Tax evasion. Fake payroll. Shell vendors. Offshore accounts.
He thought I was helpless.
He had forgotten I was the accountant who found it all.
So I dragged myself forward.
One inch.
Then another.
And in the dark, bleeding, furious, I smiled.
PART 2
Pain has a sound.
It is not a scream. Screams end.
Pain is the wet bite of breath between your teeth. The scrape of fingernails against concrete. The tiny, animal noise you make when your body begs you to stop and your soul says no.
I reached the mat after twenty minutes.
Maybe forty.
Time had become a black room with no doors.
Upstairs, music started. Vivian’s favorite opera. Daniel hated opera, but he would endure anything if it meant not confronting her.
I pulled the mat aside.
The square beneath it looked like ordinary concrete, stained and cracked. Daniel had never noticed details. He noticed watches, cars, compliments, numbers that made him look richer than he was.
He never noticed me.
That had been his first mistake.
My hand shook as I pressed the hidden latch.
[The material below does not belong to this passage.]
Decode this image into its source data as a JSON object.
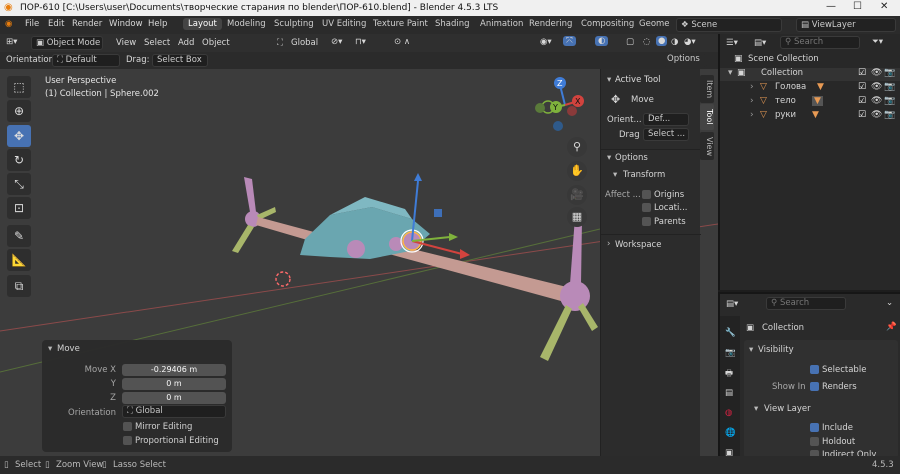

The panel lifted half an inch. I hooked two fingers under it and nearly vomited from the strain.
Inside was the safe.
Small. Fireproof. Bolted down.
The keypad glowed faint green.
I entered the code with my thumb.
Our wedding date.
Not because I was sentimental.
Because Daniel was predictable.
The safe clicked open.
Inside were three things: a prepaid phone, five hundred dollars in cash, and the flash drive labeled
Holiday Photos
.
I pressed the phone’s power button.
Three percent battery.
I almost cried.
Not from fear.
From timing.
I called the only number I had memorized besides Daniel’s.
“County emergency dispatch,” a woman answered.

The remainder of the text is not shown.